My parents are even happier to see me than I expected and nicer to each other than they’ve been in years. Perhaps time alone is good for them, or perhaps worrying about me brought them together.

“We should go to the art museum tomorrow,” Mom suggests. Dad mumbles something about putting gas in the car first, which means he would be going too.

“I’m going to go by Finn’s mom’s house in the morning,” I say. “Somebody needs to mow their grass.” There’s a pause, and I think they might protest, but my parents beam.

“That would be very kind of you,” Mom says. Dad says something about watching the game afterward, and Mom says she’ll make us a late lunch.

Under the table, I text my brothers that someone has kidnapped our parents and replaced them with actors who don’t know that they’re supposed to hate each other. As usual, only the younger three think this is funny.

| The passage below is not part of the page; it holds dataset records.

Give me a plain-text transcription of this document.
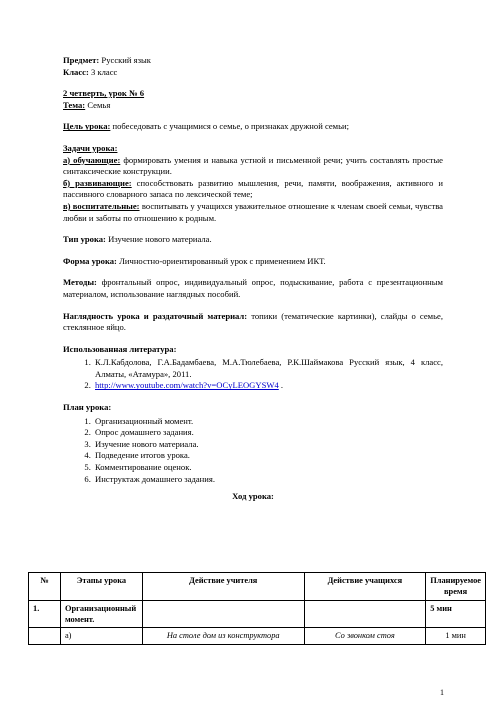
Предмет: Русский язык

Класс: 3 класс

2 четверть, урок № 6

Тема: Семья

Цель урока: побеседовать с учащимися о семье, о признаках дружной семьи;

Задачи урока:

а) обучающие: формировать умения и навыка устной и письменной речи; учить составлять простые синтаксические конструкции.

б) развивающие: способствовать развитию мышления, речи, памяти, воображения, активного и пассивного словарного запаса по лексической теме;

в) воспитательные: воспитывать у учащихся уважительное отношение к членам своей семьи, чувства любви и заботы по отношению к родным.

Тип урока: Изучение нового материала.

Форма урока: Личностно-ориентированный урок с применением ИКТ.

Методы: фронтальный опрос, индивидуальный опрос, подыскивание, работа с презентационным материалом, использование наглядных пособий.

Наглядность урока и раздаточный материал: топики (тематические картинки), слайды о семье, стеклянное яйцо.

Использованная литература:

1. К.Л.Кабдолова, Г.А.Бадамбаева, М.А.Тюлебаева, Р.К.Шаймакова Русский язык, 4 класс, Алматы, «Атамура», 2011.
2. http://www.youtube.com/watch?v=OCyLEOGYSW4 .

План урока:

1. Организационный момент.
2. Опрос домашнего задания.
3. Изучение нового материала.
4. Подведение итогов урока.
5. Комментирование оценок.
6. Инструктаж домашнего задания.

Ход урока:

№	Этапы урока	Действие учителя	Действие учащихся	Планируемое время
1.	Организационный момент.			5 мин
	а)	На столе дом из конструктора	Со звонком стоя	1 мин
1
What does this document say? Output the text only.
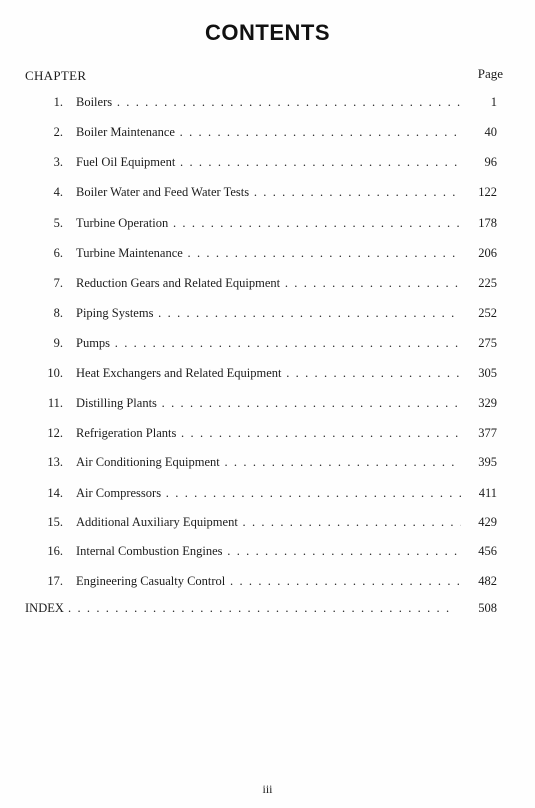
CONTENTS
CHAPTER	Page
1. Boilers . . .	1
2. Boiler Maintenance . . .	40
3. Fuel Oil Equipment . . .	96
4. Boiler Water and Feed Water Tests . . .	122
5. Turbine Operation . . .	178
6. Turbine Maintenance . . .	206
7. Reduction Gears and Related Equipment . . .	225
8. Piping Systems . . .	252
9. Pumps . . .	275
10. Heat Exchangers and Related Equipment . . .	305
11. Distilling Plants . . .	329
12. Refrigeration Plants . . .	377
13. Air Conditioning Equipment . . .	395
14. Air Compressors . . .	411
15. Additional Auxiliary Equipment . . .	429
16. Internal Combustion Engines . . .	456
17. Engineering Casualty Control . . .	482
INDEX . . .	508
iii
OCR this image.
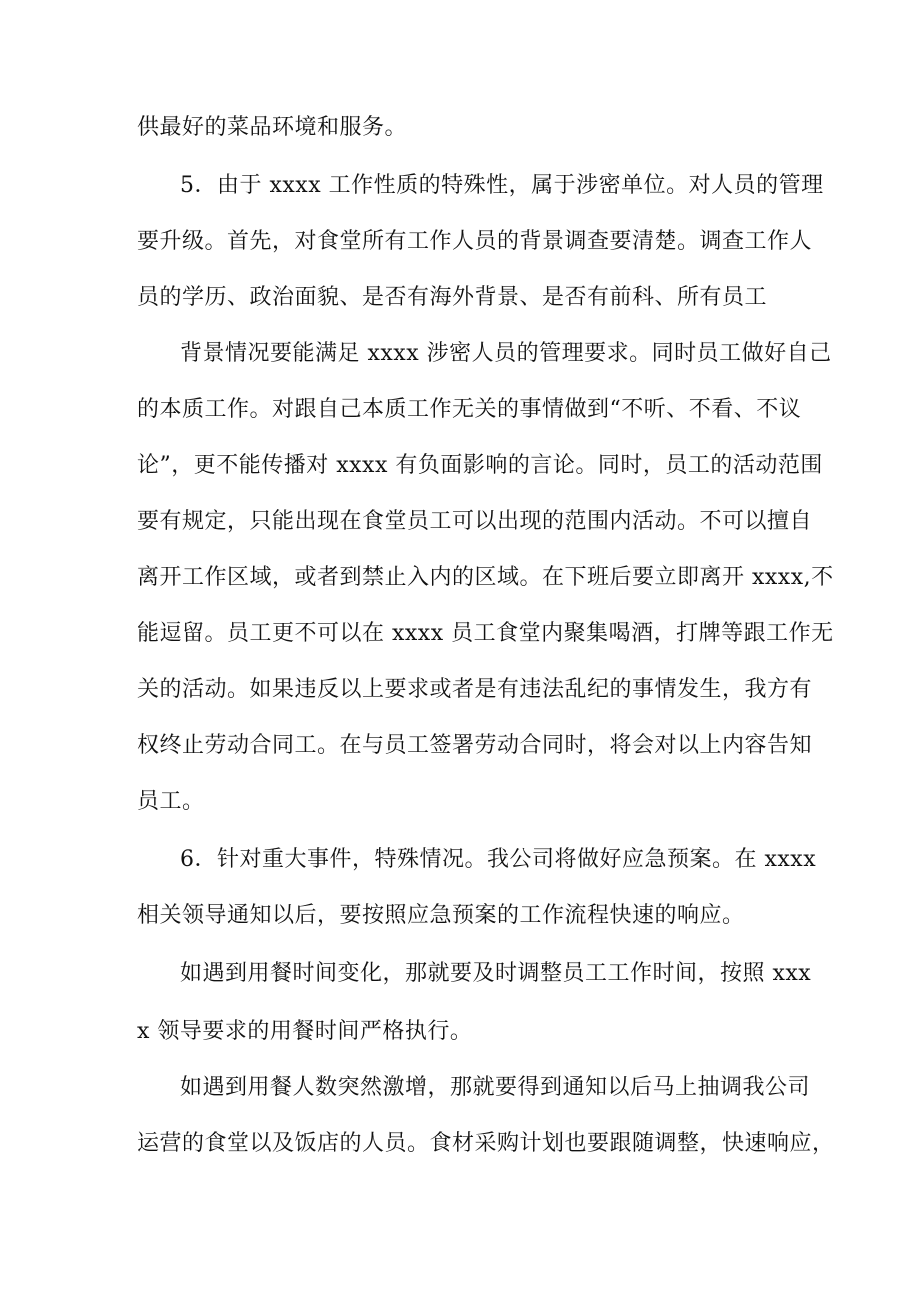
供最好的菜品环境和服务。
5．由于 xxxx 工作性质的特殊性，属于涉密单位。对人员的管理
要升级。首先，对食堂所有工作人员的背景调查要清楚。调查工作人
员的学历、政治面貌、是否有海外背景、是否有前科、所有员工
背景情况要能满足 xxxx 涉密人员的管理要求。同时员工做好自己
的本质工作。对跟自己本质工作无关的事情做到“不听、不看、不议
论”，更不能传播对 xxxx 有负面影响的言论。同时，员工的活动范围
要有规定，只能出现在食堂员工可以出现的范围内活动。不可以擅自
离开工作区域，或者到禁止入内的区域。在下班后要立即离开 xxxx,不
能逗留。员工更不可以在 xxxx 员工食堂内聚集喝酒，打牌等跟工作无
关的活动。如果违反以上要求或者是有违法乱纪的事情发生，我方有
权终止劳动合同工。在与员工签署劳动合同时，将会对以上内容告知
员工。
6．针对重大事件，特殊情况。我公司将做好应急预案。在 xxxx
相关领导通知以后，要按照应急预案的工作流程快速的响应。
如遇到用餐时间变化，那就要及时调整员工工作时间，按照 xxx
x 领导要求的用餐时间严格执行。
如遇到用餐人数突然激增，那就要得到通知以后马上抽调我公司
运营的食堂以及饭店的人员。食材采购计划也要跟随调整，快速响应，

I didn’t call Angelina first. I simply loaded Dad’s mower into the trunk of my car and drove over.

I’ve been better the past couple of weeks. I still cry in the shower sometimes, but not as much. It helps to have a roommate who I can talk to if I want and gets it when I don’t.

I guess Brett is my friend, though I don’t think he’ll ever be a friend like Finn was to me.